Taraftar şunu unutmamalı: Geçmişimize sahip çıkmazsak, geleceğimizi kuramayız. Trabzonspor bugün bir dönüm noktasında. Bu karar, ya kulübü uçurumdan alıp çıkaracak ya da yeni bir tartışmanın fitilini ateşleyecek. Ama biz, bu süreçte kenetlenmek zorundayız.
Çünkü Trabzonspor, en çok da zor zamanların takımıdır. Umudun bittiği yerde ayağa kalkmayı en iyi bilen kulüp, Trabzonspor’dur. Ve bugün bu ateş, yeniden yanmak zorunda!
Geçmişi Yok Sayarak Gelecek Kurulmaz
Dünya Kupası elemelerinin ilk maçında alınan galibiyet sonrası TFF Başkanı İbrahim Hacıosmanoğlu, yaptığı açıklamalarla bir kez daha gündeme geldi. Takımın karakterinden, çalışkanlığından, adamlığından övgüyle bahsederken geçmişi neredeyse yok sayması, farklı tartışmalara kapı araladı.
Oysa bu ülkenin futbol tarihinde silinmez başarılar var. Dünya üçüncülüğü apoleti, Türk sporunun gurur nişanı olarak hâlâ hafızalarda.

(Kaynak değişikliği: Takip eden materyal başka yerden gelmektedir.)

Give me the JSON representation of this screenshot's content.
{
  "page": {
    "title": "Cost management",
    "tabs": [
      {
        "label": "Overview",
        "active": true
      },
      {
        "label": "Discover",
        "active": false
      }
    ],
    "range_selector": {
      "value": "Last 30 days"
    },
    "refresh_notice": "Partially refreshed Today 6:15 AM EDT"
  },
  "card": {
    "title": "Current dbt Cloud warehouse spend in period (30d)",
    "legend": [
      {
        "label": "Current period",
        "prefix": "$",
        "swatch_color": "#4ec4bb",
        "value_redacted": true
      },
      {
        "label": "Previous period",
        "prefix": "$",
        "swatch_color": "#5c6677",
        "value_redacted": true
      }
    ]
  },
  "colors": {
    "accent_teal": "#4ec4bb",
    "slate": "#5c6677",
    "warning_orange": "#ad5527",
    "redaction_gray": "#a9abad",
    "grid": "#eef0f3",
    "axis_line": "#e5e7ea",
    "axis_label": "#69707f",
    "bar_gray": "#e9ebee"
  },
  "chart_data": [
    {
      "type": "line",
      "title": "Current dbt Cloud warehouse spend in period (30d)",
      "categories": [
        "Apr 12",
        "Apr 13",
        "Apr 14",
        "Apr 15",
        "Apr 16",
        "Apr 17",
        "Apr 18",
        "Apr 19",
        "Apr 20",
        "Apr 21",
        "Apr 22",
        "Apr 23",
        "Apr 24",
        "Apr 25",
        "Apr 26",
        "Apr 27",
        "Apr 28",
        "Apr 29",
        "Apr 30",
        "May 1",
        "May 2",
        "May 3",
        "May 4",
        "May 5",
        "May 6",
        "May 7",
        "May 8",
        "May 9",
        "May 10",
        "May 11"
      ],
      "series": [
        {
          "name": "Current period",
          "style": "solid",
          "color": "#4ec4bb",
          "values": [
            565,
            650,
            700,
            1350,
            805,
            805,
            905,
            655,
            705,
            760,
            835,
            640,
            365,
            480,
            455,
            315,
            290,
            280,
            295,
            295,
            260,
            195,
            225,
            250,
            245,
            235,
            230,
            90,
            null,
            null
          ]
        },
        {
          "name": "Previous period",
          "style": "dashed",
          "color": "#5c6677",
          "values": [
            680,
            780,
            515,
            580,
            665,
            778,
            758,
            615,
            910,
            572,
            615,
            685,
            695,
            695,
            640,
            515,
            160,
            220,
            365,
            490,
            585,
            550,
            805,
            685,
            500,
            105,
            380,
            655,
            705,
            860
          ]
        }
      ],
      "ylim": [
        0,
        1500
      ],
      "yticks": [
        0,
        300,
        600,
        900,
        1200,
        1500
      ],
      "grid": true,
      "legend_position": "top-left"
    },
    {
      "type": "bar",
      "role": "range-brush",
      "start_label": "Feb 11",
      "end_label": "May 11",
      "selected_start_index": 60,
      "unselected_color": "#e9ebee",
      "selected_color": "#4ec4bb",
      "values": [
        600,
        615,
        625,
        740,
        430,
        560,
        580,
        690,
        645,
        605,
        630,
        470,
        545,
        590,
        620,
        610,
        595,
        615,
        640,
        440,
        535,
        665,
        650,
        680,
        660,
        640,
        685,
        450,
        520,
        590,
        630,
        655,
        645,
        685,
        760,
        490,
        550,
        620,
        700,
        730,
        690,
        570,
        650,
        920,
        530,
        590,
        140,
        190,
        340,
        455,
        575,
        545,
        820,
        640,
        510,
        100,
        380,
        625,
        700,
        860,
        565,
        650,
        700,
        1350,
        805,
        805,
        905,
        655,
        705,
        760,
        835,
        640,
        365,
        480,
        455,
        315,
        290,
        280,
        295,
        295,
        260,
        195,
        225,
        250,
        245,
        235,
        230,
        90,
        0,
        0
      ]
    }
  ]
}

Hem federasyon başkanlığında Haluk Ulusoy, hem de teknik direktörlükte Şenol Güneş gibi Trabzonlu isimlerin imzasını taşıyan o başarı, unutulacak değil, geleceğe örnek olacak bir mirastır.
Hacıosmanoğlu’nun Trabzonspor başkanlığı dönemini hatırlayalım. Sportif başarıdan çok, artan borçlarla ve sportmenliğe gölge düşüren olaylarla hafızalarda yer etti. Şimdi federasyon başkanlığı koltuğunda geçmişi görmezden gelerek gelecek vaat etmeye çalışmak, “siz ne yaptınız?” sorusunu gündeme getirmiyor mu?
Geçmişe saygı göstermeden, geleceğe güvenle bakılamaz. Bugün Türk futbolunun içinde bulunduğu tablo ortada: sorunlar birikmiş, hedefler belirsiz. Tarihi yok saymak çözüm değil, tam tersine yeni sorunların kapısını aralamaktır.
Türk futboluna gerçekten katkı sağlamak isteyenler önce hafızaya, tarihe ve emeğe saygı göstermek zorundadır. Yoksa söz çok, ama elimizde kalan yine hayal kırıklığı olur.